Dishonesty occurs when one of the people fails to disclose all the information that is material in the agreement. The insurance company should ensure a good conclusion is reached at when negotiations between the policy holder and the insurance company take place after the occurrence of a loss.
There are cases where the reinsured does not negotiate with the policy holder, hence the reinsurance company will fail to honor the agreement. The reinsured also files a claim with the insurer within time. By this time, the reinsured should have carried out investigations to find out if the claim by the original policyholder was genuine. Dishonesty thus results from failure to adhere to the above.
A surety bond ensures the completion of a contract. The Legal Dictionary (n.d.) defines a surety bond as a written promise under seal which commits its issuer (the “surety”) to pay a named beneficiary, called the oblige, a sum up to a stipulated amount, but subject to the provision that the obligation of the issuer will cease if certain specified conditions are met. (par. 6).

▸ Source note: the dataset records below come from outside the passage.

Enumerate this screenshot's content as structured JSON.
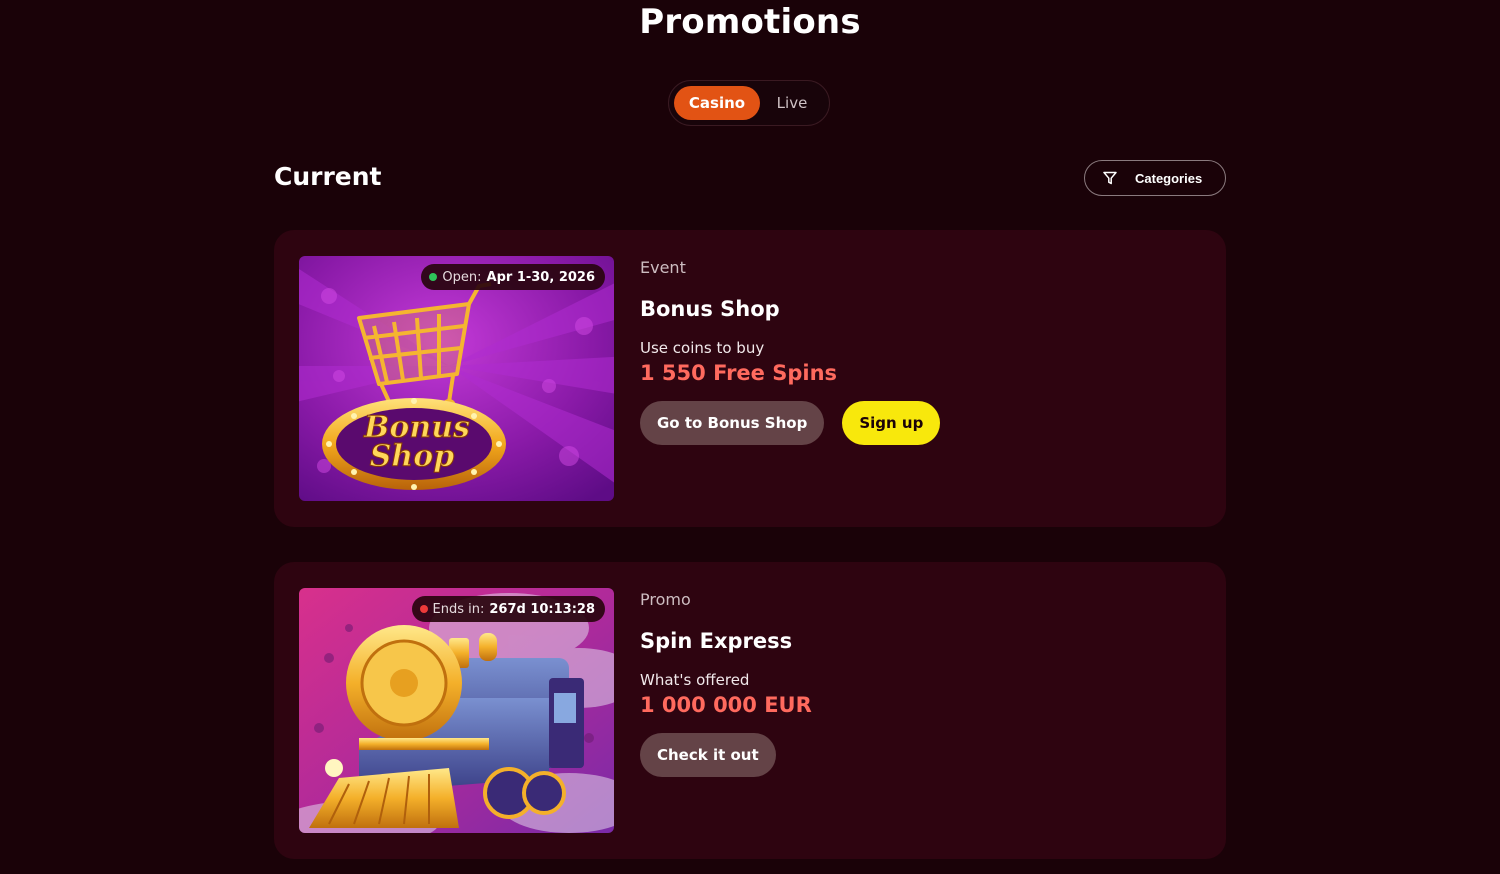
{
  "page": {
    "title": "Promotions"
  },
  "tabs": {
    "items": [
      {
        "label": "Casino",
        "active": true
      },
      {
        "label": "Live",
        "active": false
      }
    ]
  },
  "section": {
    "title": "Current",
    "categories_label": "Categories",
    "categories_icon": "filter-icon"
  },
  "promotions": [
    {
      "badge_label": "Open:",
      "badge_value": "Apr 1-30, 2026",
      "badge_status": "green",
      "image_text_line1": "Bonus",
      "image_text_line2": "Shop",
      "type": "Event",
      "name": "Bonus Shop",
      "description": "Use coins to buy",
      "value": "1 550 Free Spins",
      "buttons": [
        {
          "label": "Go to Bonus Shop",
          "style": "secondary"
        },
        {
          "label": "Sign up",
          "style": "primary"
        }
      ]
    },
    {
      "badge_label": "Ends in:",
      "badge_value": "267d 10:13:28",
      "badge_status": "red",
      "type": "Promo",
      "name": "Spin Express",
      "description": "What's offered",
      "value": "1 000 000 EUR",
      "buttons": [
        {
          "label": "Check it out",
          "style": "secondary"
        }
      ]
    }
  ],
  "colors": {
    "background": "#1a0208",
    "card": "#2e0410",
    "accent_orange": "#e25314",
    "value_red": "#ff6a5e",
    "primary_yellow": "#f8e80c",
    "secondary_button": "#644347"
  }
}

In an insurance undertaking, obliges may at times fail to disclose all the relevant information; this results to obliges not being reimbursed. Such a case does not violate a surety bond, and the principal cannot be sued.
Renewable insurance policies are the ones that offer renewable guarantee over time. For example, consider the case of life insurance policies. Originally, these policies were not renewable over time, and when a person suffered from some chronical desease, the person could not be covered. However, the case of renewability feature allows one to renew a contract over a given period of time and convenient.
Mathew H. (2003). For the Defense 45. The Role of Reinsurance: Defending under the Follow-the-Fortunes Doctrine, 2(45), 12.
Legal Dictionary. (n.d.). Duhaime.org Law Dictionary and Legal Information. Retrieved from http://www.duhaime.org/LegalDictionary/S/SuretyBond.aspx
Reinsurance. (2005). In West’s Encyclopedia of American Law. Retrieved from: https://www.encyclopedia.com/law/encyclopedias-almanacs-transcripts-and-maps/reinsurance
Wollan, E. (2002). Handbook of Reinsurance Law. New York: Aspen Law & Business.